For the most part, it did. Set a thriller in a creepy mental institution on a remote island, lashed by a hurricane and staffed by Max von Sydow and Sir Ben Kingsley, and your suspicions will instantly be aroused. Sure, we've seen this before, so Scorsese throws in a staccato strings soundtrack (perhaps Hitchcock misplaced it after making Psycho), weird dreams of a dead wife and some Holocaust flashbacks, and ends up with a bizarre concoction that doesn't seem to be able to decide what it wants to be.
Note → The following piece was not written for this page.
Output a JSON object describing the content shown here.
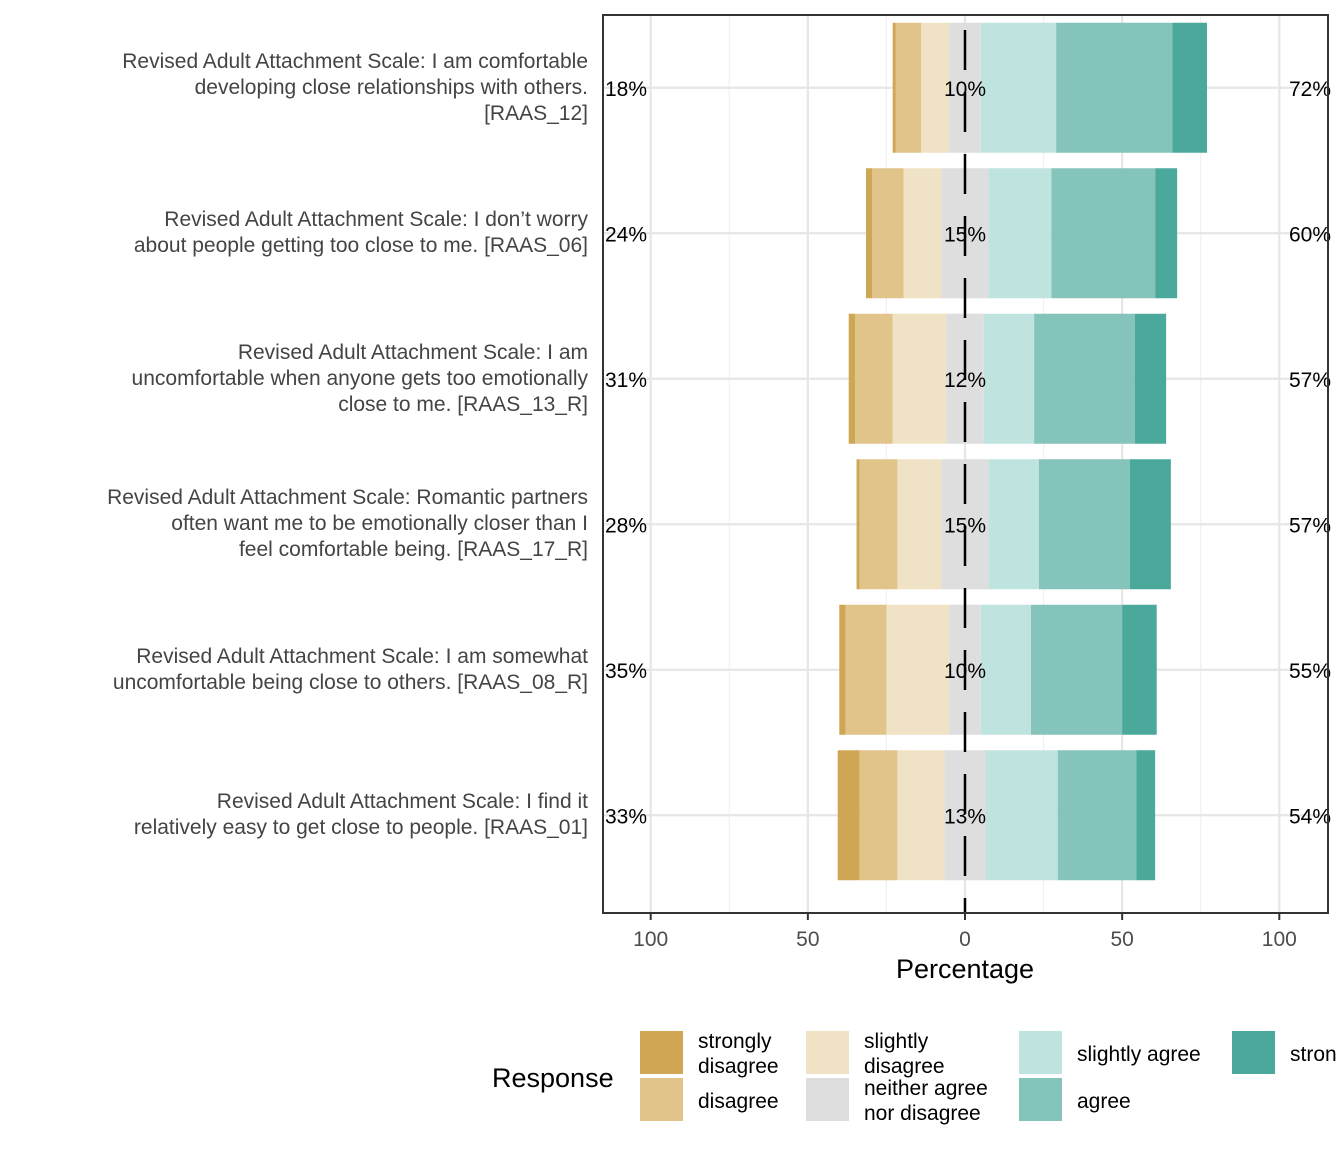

Psychological noir-thriller? Surreal horror? Knowing pastiche of an entire genre?
Mental institutions are rarely depicted as calm sanctuaries of healing. Arkham Asylum, possibly the most famous cinematic institution, is usually a Gothic pile full of dark cells and screaming inmates, while even superhero pisstake Mystery Men featured a fortress-like asylum on an island off the mainland, home to Geoffrey Rush's delightfully insane Casanova Frankenstein. Scorsese has taken this on board, and added flourishes borrowed from the decaying Danvers of Session 9, to give us Ashecliffe.
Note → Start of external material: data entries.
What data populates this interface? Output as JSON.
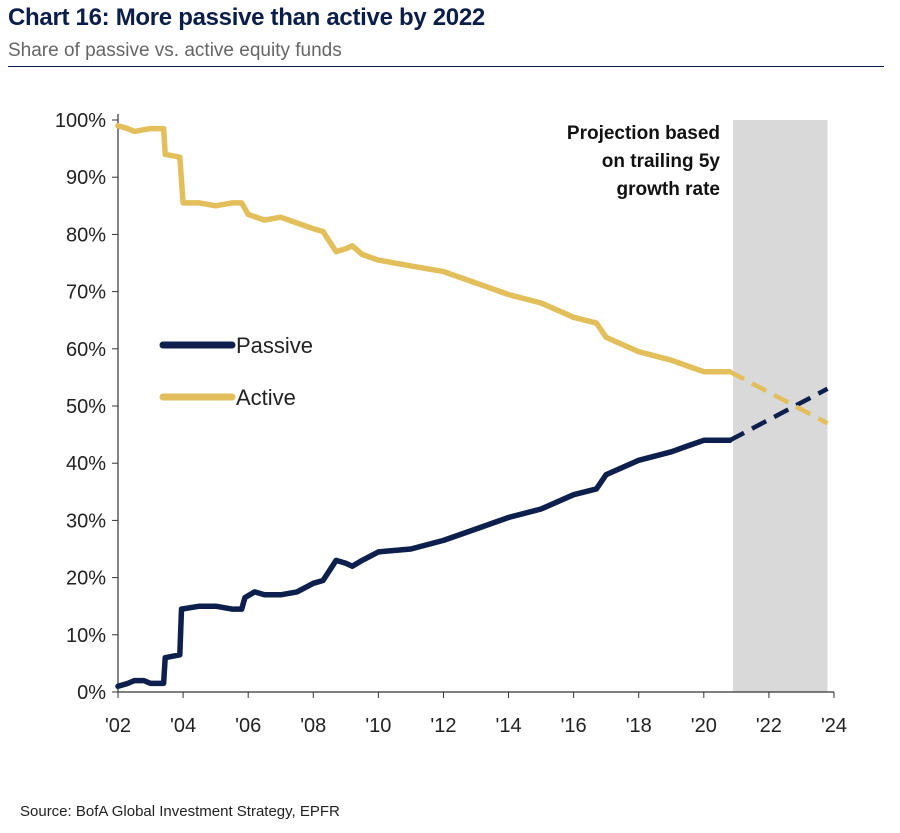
{
  "header": {
    "title": "Chart 16: More passive than active by 2022",
    "subtitle": "Share of passive vs. active equity funds"
  },
  "footer": {
    "source": "Source: BofA Global Investment Strategy, EPFR"
  },
  "chart_data": {
    "type": "line",
    "ylim": [
      0,
      100
    ],
    "xlim": [
      2002,
      2024
    ],
    "y_ticks": [
      0,
      10,
      20,
      30,
      40,
      50,
      60,
      70,
      80,
      90,
      100
    ],
    "y_tick_labels": [
      "0%",
      "10%",
      "20%",
      "30%",
      "40%",
      "50%",
      "60%",
      "70%",
      "80%",
      "90%",
      "100%"
    ],
    "x_ticks": [
      2002,
      2004,
      2006,
      2008,
      2010,
      2012,
      2014,
      2016,
      2018,
      2020,
      2022,
      2024
    ],
    "x_tick_labels": [
      "'02",
      "'04",
      "'06",
      "'08",
      "'10",
      "'12",
      "'14",
      "'16",
      "'18",
      "'20",
      "'22",
      "'24"
    ],
    "legend": {
      "position": "middle-left"
    },
    "annotation": {
      "lines": [
        "Projection based",
        "on trailing 5y",
        "growth rate"
      ],
      "x_range": [
        2020.9,
        2023.8
      ]
    },
    "series": [
      {
        "name": "Passive",
        "color": "#0d1f4d",
        "actual": [
          [
            2002.0,
            1.0
          ],
          [
            2002.3,
            1.5
          ],
          [
            2002.5,
            2.0
          ],
          [
            2002.8,
            2.0
          ],
          [
            2003.0,
            1.5
          ],
          [
            2003.4,
            1.5
          ],
          [
            2003.45,
            6.0
          ],
          [
            2003.9,
            6.5
          ],
          [
            2003.95,
            14.5
          ],
          [
            2004.5,
            15.0
          ],
          [
            2005.0,
            15.0
          ],
          [
            2005.5,
            14.5
          ],
          [
            2005.8,
            14.5
          ],
          [
            2005.9,
            16.5
          ],
          [
            2006.2,
            17.5
          ],
          [
            2006.5,
            17.0
          ],
          [
            2007.0,
            17.0
          ],
          [
            2007.5,
            17.5
          ],
          [
            2008.0,
            19.0
          ],
          [
            2008.3,
            19.5
          ],
          [
            2008.7,
            23.0
          ],
          [
            2009.0,
            22.5
          ],
          [
            2009.2,
            22.0
          ],
          [
            2009.5,
            23.0
          ],
          [
            2010.0,
            24.5
          ],
          [
            2011.0,
            25.0
          ],
          [
            2012.0,
            26.5
          ],
          [
            2013.0,
            28.5
          ],
          [
            2014.0,
            30.5
          ],
          [
            2015.0,
            32.0
          ],
          [
            2016.0,
            34.5
          ],
          [
            2016.7,
            35.5
          ],
          [
            2017.0,
            38.0
          ],
          [
            2018.0,
            40.5
          ],
          [
            2019.0,
            42.0
          ],
          [
            2019.5,
            43.0
          ],
          [
            2020.0,
            44.0
          ],
          [
            2020.5,
            44.0
          ],
          [
            2020.8,
            44.0
          ]
        ],
        "projection": [
          [
            2020.8,
            44.0
          ],
          [
            2023.8,
            53.0
          ]
        ]
      },
      {
        "name": "Active",
        "color": "#e2bf5a",
        "actual": [
          [
            2002.0,
            99.0
          ],
          [
            2002.3,
            98.5
          ],
          [
            2002.5,
            98.0
          ],
          [
            2003.0,
            98.5
          ],
          [
            2003.4,
            98.5
          ],
          [
            2003.45,
            94.0
          ],
          [
            2003.9,
            93.5
          ],
          [
            2004.0,
            85.5
          ],
          [
            2004.5,
            85.5
          ],
          [
            2005.0,
            85.0
          ],
          [
            2005.5,
            85.5
          ],
          [
            2005.8,
            85.5
          ],
          [
            2006.0,
            83.5
          ],
          [
            2006.5,
            82.5
          ],
          [
            2007.0,
            83.0
          ],
          [
            2007.5,
            82.0
          ],
          [
            2008.0,
            81.0
          ],
          [
            2008.3,
            80.5
          ],
          [
            2008.7,
            77.0
          ],
          [
            2009.0,
            77.5
          ],
          [
            2009.2,
            78.0
          ],
          [
            2009.5,
            76.5
          ],
          [
            2010.0,
            75.5
          ],
          [
            2011.0,
            74.5
          ],
          [
            2012.0,
            73.5
          ],
          [
            2013.0,
            71.5
          ],
          [
            2014.0,
            69.5
          ],
          [
            2015.0,
            68.0
          ],
          [
            2016.0,
            65.5
          ],
          [
            2016.7,
            64.5
          ],
          [
            2017.0,
            62.0
          ],
          [
            2018.0,
            59.5
          ],
          [
            2019.0,
            58.0
          ],
          [
            2019.5,
            57.0
          ],
          [
            2020.0,
            56.0
          ],
          [
            2020.5,
            56.0
          ],
          [
            2020.8,
            56.0
          ]
        ],
        "projection": [
          [
            2020.8,
            56.0
          ],
          [
            2023.8,
            47.0
          ]
        ]
      }
    ]
  }
}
Rachel, played by Emily Mortimer, is a patient at Ashecliffe (home to the criminally insane). She has murdered her three children, but is so unable to acknowledge her crime that she lives in a fiction, in which Ashecliffe is her former home and the other patients are neighbours. She manages to disappear from inside a locked room, leaving behind her shoes. Apparently Jonathan Creek wasn't available, so they call in Teddy Daniels, a US marshall (played by Leonardo DiCaprio, still looking as youthful as ever), to investigate. Partnered by the affable Chuck Aule (Mark Ruffalo), Teddy starts digging, although if you dig up the past, all you ever get is dirty.
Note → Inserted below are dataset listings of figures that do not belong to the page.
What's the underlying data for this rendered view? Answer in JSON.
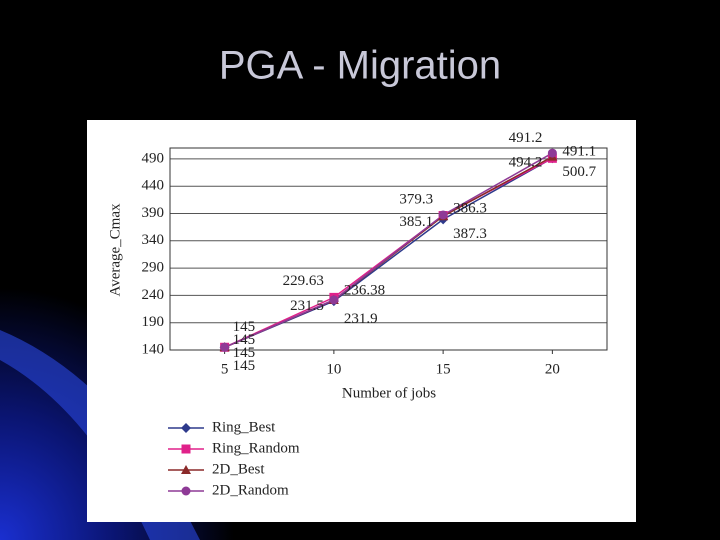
{
  "slide_title": "PGA - Migration",
  "chart_data": {
    "type": "line",
    "x": [
      5,
      10,
      15,
      20
    ],
    "xlim": [
      2.5,
      22.5
    ],
    "xticks": [
      5,
      10,
      15,
      20
    ],
    "ylim": [
      140,
      510
    ],
    "yticks": [
      140,
      190,
      240,
      290,
      340,
      390,
      440,
      490
    ],
    "x_label": "Number of jobs",
    "y_label": "Average_Cmax",
    "grid": true,
    "series": [
      {
        "name": "Ring_Best",
        "color": "#2e3a8c",
        "values": [
          145,
          229.63,
          379.3,
          491.2
        ]
      },
      {
        "name": "Ring_Random",
        "color": "#e0218a",
        "values": [
          145,
          236.38,
          386.3,
          491.1
        ]
      },
      {
        "name": "2D_Best",
        "color": "#8b2a2a",
        "values": [
          145,
          231.5,
          385.1,
          494.2
        ]
      },
      {
        "name": "2D_Random",
        "color": "#8e3a96",
        "values": [
          145,
          231.9,
          387.3,
          500.7
        ]
      }
    ]
  }
}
Conspiracy theories are never far from the surface, particularly in a film set in 1954 (a time when 'the Reds' were hiding everywhere - if you weren't careful, you might even find one in your morning bowl of cereal), and soon Teddy doesn't know who to trust. Believing there is more to Ashecliffe than meets the eye, he finds himself stranded on the island, and convinced he is being kept there to prevent him 'blowing the lid' off what really happens at the institution (shades of The Wicker Man, anyone?). His dreams grow weirder, seeming to encroach on waking life, and the backdrop of the hurricane ramps up the tension. Frequent references are made to his time as a GI in WWII, particularly his involvement in the liberation of Dachau, although whether we are supposed to take this past as an explanation for his defensive, paranoid state of mind is unclear.
It's beautifully shot, perfectly evoking the 1950s through its excellent wardrobe stylings, and references to 'the H-bomb'. At the same time, it also brings to mind the stark film noir of the time, with typical chiaroscuro lighting and inmates - sorry, patients - who wouldn't look out of place in The Cabinet of Dr Caligari. Watchmen's Jackie Earle Haley plays a disfigured patient in a dank cell, proving that he can play more characters than psychotic Rorschach by playing...another psychotic. Leo is as watchable as ever, although he's perhaps a teensy bit too earnest in his portrayal of a haunted, paranoid detective. Kingsley's Dr Cawley is just the right side of sinister, although von Sydow's German doctor is too one-dimensional and stereotypical to really work.
I would recommend it, particularly since it's different from the other films currently on release. I enjoyed it far more than Alice in Wonderland, which I didn't like enough to even write a post about. This is madness that you can not only believe in, you can fear...after all, how would you ever know if you were so crazy that the world around you was simply your invention?